# where should i set up birthing box?



## crystal_ds (Mar 3, 2009)

i'm getting a pregnant foster cat tomorrow, i'm not sure how far along she is yet. i'm trying to decide where to put her. i can use my master bath (which we use everyday for showers, baths etc), my walk in closet (carpeted), my 3rd bathroom no one uses but i don't know if she should be that excluded from the rest of us? or my 1/2 bath which is smaller and on the main level so not quite so quiet. i was originally going to use my office but feel that maybe its too much room and when the front door is opened the draft comes right through. any ideas on what sounds best or where your cat birthed? thanks all


----------



## Heidi n Q (Nov 22, 2006)

As an adult I have only had one foster cat birth a litter of kittens, and she did so in my Master Bath in 2004. I also kept her in there until the kittens were old enough to run around, play and come to a food dish so I could get them all out from under the bed so I could sleep at night. (_all foster cats stay in the bathroom overnight and are allowed the run of the bedroom during the day/evening when I am awake_) I did try to leave the bathroom door open so Shadow could get more exercise, but when I came back in to see her moving her litter under my king size bed I had to enclose her in the bathroom and only let her out with supervision.

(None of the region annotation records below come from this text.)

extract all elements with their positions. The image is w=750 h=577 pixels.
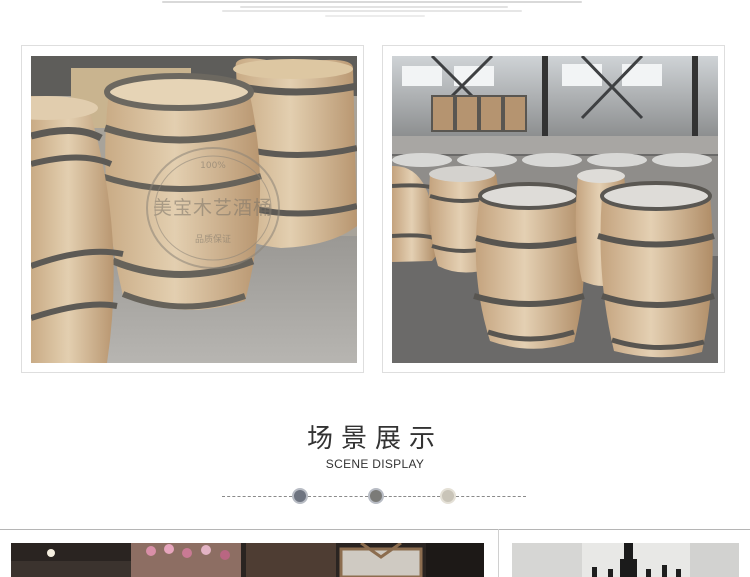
divider-dot-2 xyxy=(368,488,384,504)
scene-column-divider xyxy=(498,529,499,577)
fine-print-line xyxy=(222,10,522,12)
divider-dash xyxy=(456,496,526,497)
scene-photo-wine-rack[interactable] xyxy=(512,543,739,577)
svg-text:品质保证: 品质保证 xyxy=(195,233,231,245)
divider-dash xyxy=(308,496,368,497)
scene-top-border xyxy=(0,529,750,530)
scene-photo-restaurant[interactable] xyxy=(11,543,484,577)
product-photo-frame-right[interactable] xyxy=(382,45,725,373)
fine-print-line xyxy=(240,6,508,8)
barrel-closeup-photo: 100% 美宝木艺酒桶 品质保证 xyxy=(31,56,357,363)
product-photo-frame-left[interactable]: 100% 美宝木艺酒桶 品质保证 xyxy=(21,45,364,373)
fine-print-line xyxy=(325,15,425,17)
divider-dash xyxy=(384,496,440,497)
svg-text:100%: 100% xyxy=(200,161,226,171)
divider-dot-3 xyxy=(440,488,456,504)
svg-text:美宝木艺酒桶: 美宝木艺酒桶 xyxy=(153,197,273,219)
section-divider xyxy=(222,486,526,508)
divider-dot-1 xyxy=(292,488,308,504)
divider-dash xyxy=(222,496,292,497)
section-title: 场景展示 xyxy=(306,424,443,454)
warehouse-barrels-photo xyxy=(392,56,718,363)
fine-print-line xyxy=(162,1,582,3)
section-subtitle: SCENE DISPLAY xyxy=(325,457,425,471)
header-fine-print xyxy=(0,0,750,18)
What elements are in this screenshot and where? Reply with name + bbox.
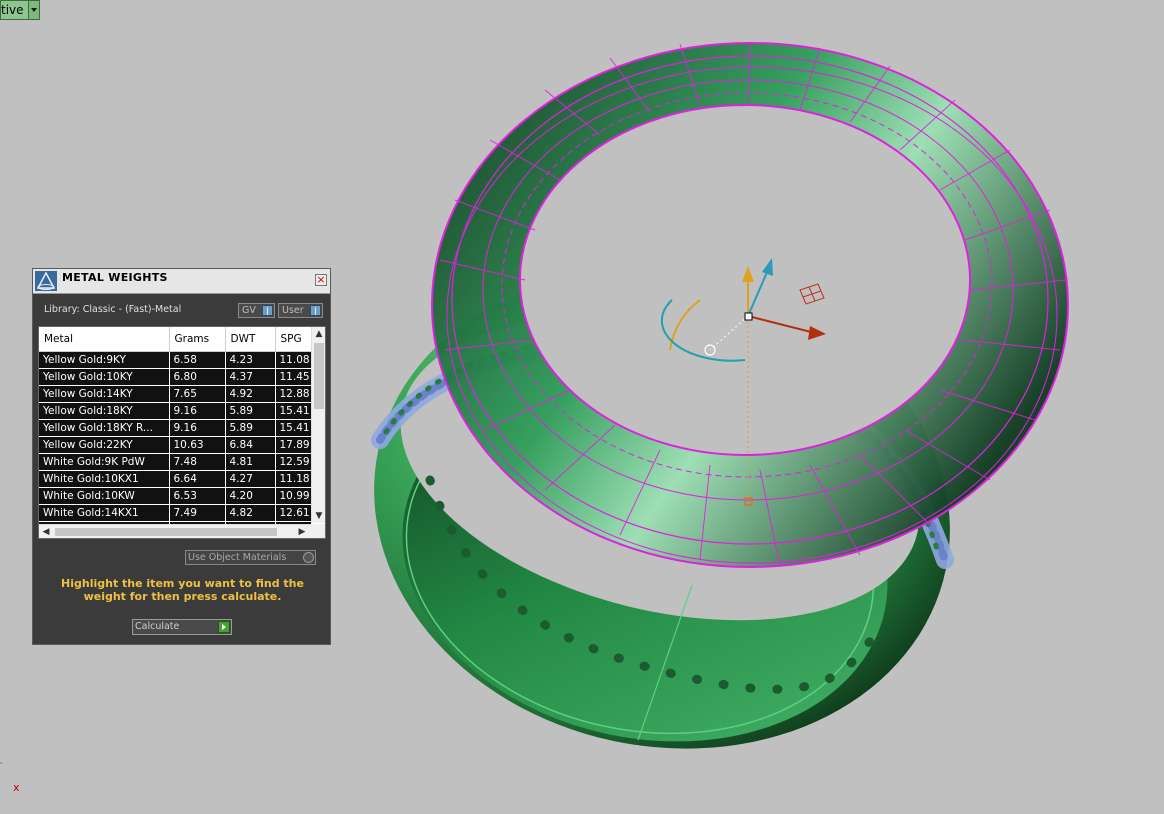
library-label: Library: Classic - (Fast)-Metal xyxy=(44,304,182,315)
cell-dwt: 4.37 xyxy=(225,368,276,386)
table-row[interactable]: White Gold:14KX1 7.49 4.82 12.61 xyxy=(39,504,312,522)
horizontal-scrollbar[interactable]: ◀ ▶ xyxy=(39,524,311,538)
table-row[interactable]: Yellow Gold:22KY 10.63 6.84 17.89 xyxy=(39,436,312,454)
cell-dwt: 4.82 xyxy=(225,504,276,522)
scroll-thumb[interactable] xyxy=(55,528,277,536)
radio-icon[interactable] xyxy=(303,552,314,563)
user-select-value: User xyxy=(282,305,304,316)
close-icon[interactable]: × xyxy=(315,274,327,286)
cell-dwt: 4.27 xyxy=(225,470,276,488)
panel-title: METAL WEIGHTS xyxy=(62,271,168,284)
cell-dwt: 5.89 xyxy=(225,419,276,437)
upper-ring-wireframe xyxy=(431,42,1069,568)
cell-metal: Yellow Gold:10KY xyxy=(39,368,170,386)
cell-spg: 12.88 xyxy=(275,385,312,403)
cell-metal: Yellow Gold:18KY xyxy=(39,402,170,420)
viewport-mode-label: tive xyxy=(1,3,24,17)
cell-grams: 10.63 xyxy=(169,436,226,454)
cell-metal: Yellow Gold:9KY xyxy=(39,351,170,369)
dropdown-button-icon[interactable]: | xyxy=(310,305,321,316)
table-row[interactable]: Yellow Gold:10KY 6.80 4.37 11.45 xyxy=(39,368,312,386)
cell-grams: 6.53 xyxy=(169,487,226,505)
cell-metal: Yellow Gold:18KY R... xyxy=(39,419,170,437)
scroll-up-icon[interactable]: ▲ xyxy=(312,327,325,341)
scroll-left-icon[interactable]: ◀ xyxy=(39,525,53,538)
metal-weights-panel: METAL WEIGHTS × Library: Classic - (Fast… xyxy=(32,268,331,645)
table-row[interactable]: White Gold:10KX1 6.64 4.27 11.18 xyxy=(39,470,312,488)
cell-dwt: 4.81 xyxy=(225,453,276,471)
cell-spg: 11.18 xyxy=(275,470,312,488)
use-object-materials-label: Use Object Materials xyxy=(188,552,287,563)
table-row[interactable]: Yellow Gold:18KY 9.16 5.89 15.41 xyxy=(39,402,312,420)
cell-grams: 9.16 xyxy=(169,419,226,437)
viewport-mode-dropdown[interactable]: tive xyxy=(0,0,40,20)
cell-spg: 11.45 xyxy=(275,368,312,386)
chevron-down-icon[interactable] xyxy=(27,1,39,19)
column-header-grams[interactable]: Grams xyxy=(169,327,226,352)
gv-select-value: GV xyxy=(242,305,256,316)
gemvision-logo-icon xyxy=(35,271,57,291)
user-library-select[interactable]: User | xyxy=(278,303,323,318)
cell-spg: 15.41 xyxy=(275,402,312,420)
table-row[interactable]: Yellow Gold:14KY 7.65 4.92 12.88 xyxy=(39,385,312,403)
cell-grams: 6.64 xyxy=(169,470,226,488)
use-object-materials-toggle[interactable]: Use Object Materials xyxy=(185,550,316,565)
scroll-right-icon[interactable]: ▶ xyxy=(295,525,309,538)
calculate-label: Calculate xyxy=(135,621,180,632)
cell-grams: 7.48 xyxy=(169,453,226,471)
scroll-down-icon[interactable]: ▼ xyxy=(312,509,325,523)
cell-metal: White Gold:10KW xyxy=(39,487,170,505)
table-row[interactable]: Yellow Gold:18KY R... 9.16 5.89 15.41 xyxy=(39,419,312,437)
scrollbar-corner xyxy=(311,524,325,538)
scroll-thumb[interactable] xyxy=(314,343,324,409)
cell-metal: Yellow Gold:22KY xyxy=(39,436,170,454)
cell-metal: White Gold:14KX1 xyxy=(39,504,170,522)
cell-grams: 7.49 xyxy=(169,504,226,522)
cell-grams: 6.80 xyxy=(169,368,226,386)
play-icon[interactable] xyxy=(218,621,230,633)
vertical-scrollbar[interactable]: ▲ ▼ xyxy=(311,327,325,523)
cell-spg: 15.41 xyxy=(275,419,312,437)
table-row[interactable]: White Gold:9K PdW 7.48 4.81 12.59 xyxy=(39,453,312,471)
cell-metal: Yellow Gold:14KY xyxy=(39,385,170,403)
table-row[interactable]: White Gold:10KW 6.53 4.20 10.99 xyxy=(39,487,312,505)
cell-spg: 11.08 xyxy=(275,351,312,369)
cell-spg: 17.89 xyxy=(275,436,312,454)
calculate-button[interactable]: Calculate xyxy=(132,619,232,635)
cell-spg: 12.61 xyxy=(275,504,312,522)
cell-grams: 6.58 xyxy=(169,351,226,369)
instruction-text: Highlight the item you want to find the … xyxy=(61,577,304,603)
cell-metal: White Gold:9K PdW xyxy=(39,453,170,471)
table-row[interactable]: Yellow Gold:9KY 6.58 4.23 11.08 xyxy=(39,351,312,369)
metal-weights-table[interactable]: Metal Grams DWT SPG Yellow Gold:9KY 6.58 4… xyxy=(38,326,326,539)
cell-grams: 9.16 xyxy=(169,402,226,420)
cell-dwt: 4.23 xyxy=(225,351,276,369)
column-header-spg[interactable]: SPG xyxy=(275,327,312,352)
axis-y-arc-icon: ◟ xyxy=(0,750,2,766)
dropdown-button-icon[interactable]: | xyxy=(262,305,273,316)
cell-dwt: 4.92 xyxy=(225,385,276,403)
cell-spg: 10.99 xyxy=(275,487,312,505)
axis-x-label: x xyxy=(13,781,20,794)
column-header-metal[interactable]: Metal xyxy=(39,327,170,352)
cell-dwt: 4.20 xyxy=(225,487,276,505)
cell-spg: 12.59 xyxy=(275,453,312,471)
panel-title-bar[interactable]: METAL WEIGHTS × xyxy=(33,269,330,294)
table-header-row: Metal Grams DWT SPG xyxy=(39,327,312,352)
cell-dwt: 5.89 xyxy=(225,402,276,420)
gv-library-select[interactable]: GV | xyxy=(238,303,275,318)
column-header-dwt[interactable]: DWT xyxy=(225,327,276,352)
cell-metal: White Gold:10KX1 xyxy=(39,470,170,488)
cell-grams: 7.65 xyxy=(169,385,226,403)
cell-dwt: 6.84 xyxy=(225,436,276,454)
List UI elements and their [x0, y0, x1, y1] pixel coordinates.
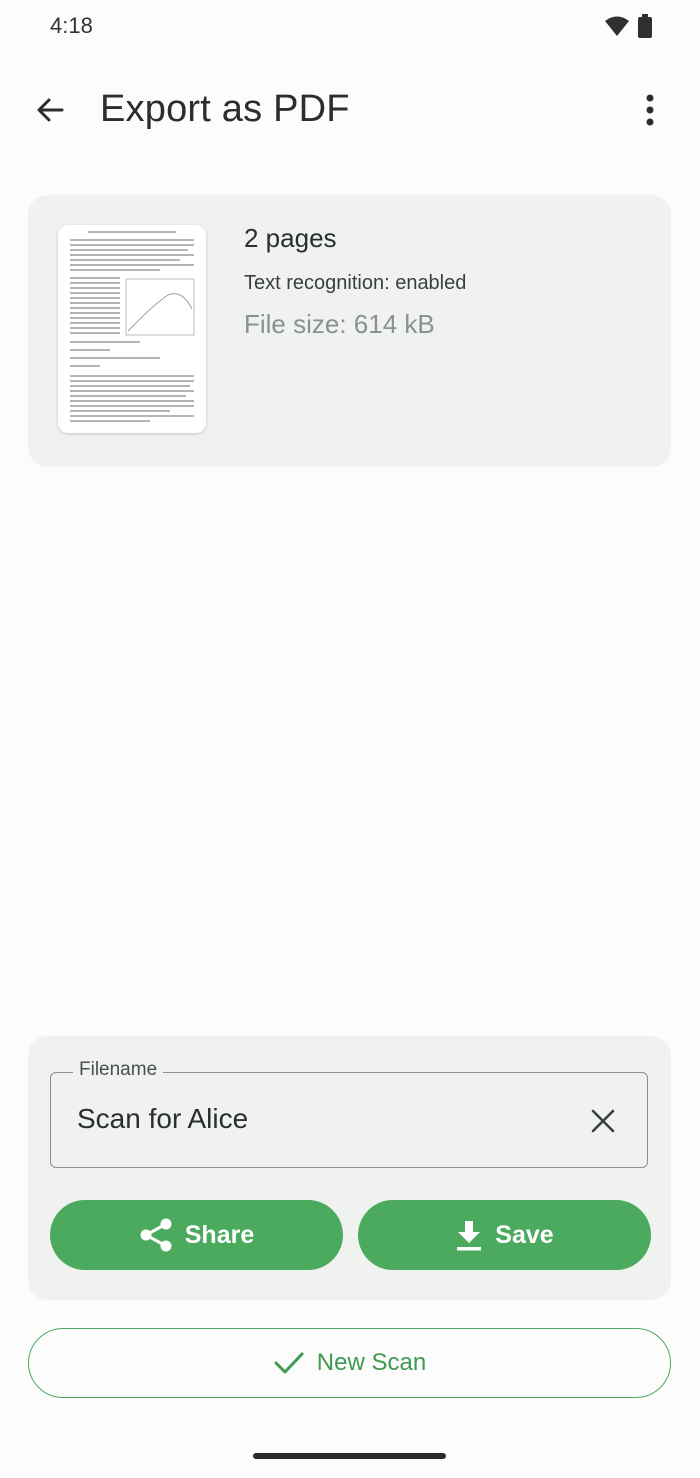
close-icon [591, 1109, 615, 1133]
save-button[interactable]: Save [358, 1200, 651, 1270]
arrow-back-icon [37, 98, 64, 122]
status-icons [604, 14, 652, 38]
gesture-nav-handle[interactable] [253, 1453, 446, 1459]
page-title: Export as PDF [100, 88, 350, 130]
document-thumbnail[interactable] [58, 225, 206, 433]
app-bar: Export as PDF [0, 66, 700, 154]
clear-filename-button[interactable] [583, 1101, 623, 1141]
more-options-button[interactable] [630, 88, 670, 132]
export-panel: Filename Share Save [28, 1036, 671, 1300]
more-vert-icon [646, 94, 654, 126]
new-scan-button[interactable]: New Scan [28, 1328, 671, 1398]
wifi-icon [605, 16, 629, 36]
document-page-preview [70, 231, 195, 422]
download-icon [457, 1221, 482, 1251]
battery-icon [638, 14, 652, 38]
status-bar: 4:18 [0, 0, 700, 56]
back-button[interactable] [28, 88, 72, 132]
ocr-status: Text recognition: enabled [244, 272, 467, 294]
share-label: Share [184, 1220, 255, 1249]
file-size: File size: 614 kB [244, 309, 435, 339]
save-label: Save [495, 1220, 554, 1249]
document-card: 2 pages Text recognition: enabled File s… [28, 195, 671, 467]
check-icon [274, 1352, 304, 1374]
share-icon [140, 1218, 172, 1252]
filename-input[interactable] [77, 1097, 557, 1141]
document-info: 2 pages Text recognition: enabled File s… [244, 223, 466, 340]
share-button[interactable]: Share [50, 1200, 343, 1270]
status-time: 4:18 [50, 13, 93, 38]
page-count: 2 pages [244, 223, 337, 253]
filename-label: Filename [73, 1059, 164, 1081]
new-scan-label: New Scan [316, 1349, 427, 1376]
filename-field: Filename [50, 1059, 648, 1168]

I couldn't have kittens nested under my bed where I couldn't reach them.
All of my fosters have done fine with me using the bathroom while they were in there; toilet, showers and blow drying my hair did not phase them, as long as they had a place they could 'hide' and feel safe until they got used to the noise/activity.


----------



## serenitylove (Mar 27, 2009)

crystal_ds said:


> i'm getting a pregnant foster cat tomorrow, i'm not sure how far along she is yet. i'm trying to decide where to put her. i can use my master bath (which we use everyday for showers, baths etc), my walk in closet (carpeted), my 3rd bathroom no one uses but i don't know if she should be that excluded from the rest of us? or my 1/2 bath which is smaller and on the main level so not quite so quiet. i was originally going to use my office but feel that maybe its too much room and when the front door is opened the draft comes right through. any ideas on what sounds best or where your cat birthed? thanks all


mine has had hers once in bedroom and once in lounge then moving to bedroom make sure it a warm quiet room, depending on the temprement of the cat some like to be round people alot some are happier away from it all my cats have free roam of house so iv never had an issue with where they went leave all the doors to differnt rooms open and see which she favours she will pic a spot out during the week befor birth and keep returning to it if it compatable to where you want her to have them pop the birthing box in there


----------



## Jeanie (Jun 18, 2003)

Precious had all of her kittens in my bedroom. She cried for me if I left the room, so it was hard to get to the bathroom! Once, when she had them in the middle of the night, I had waited up until 3 AM, and finally fell asleep. I was awakened to tiny mews and something wet up against my cheek. It was a new born kitten  . Of course, I rubbed it up and visited the other new borns.  Precious had moved to my closet, but I guess she didn't want me to miss the excitement. What a loving act from a wonderful cat. :luv

When the kittens got old enough to climb up on the bed, they climbed the mountain (me!), and I didn't dare move my feet! It's a good way to bond with your kittens.  

I left the babies in my room so that I could help them learn to eat from a dish. Finally, I moved them to the family room after they began using the litter box, where they could climb my couch, my chair, and me! What a joy they are!


----------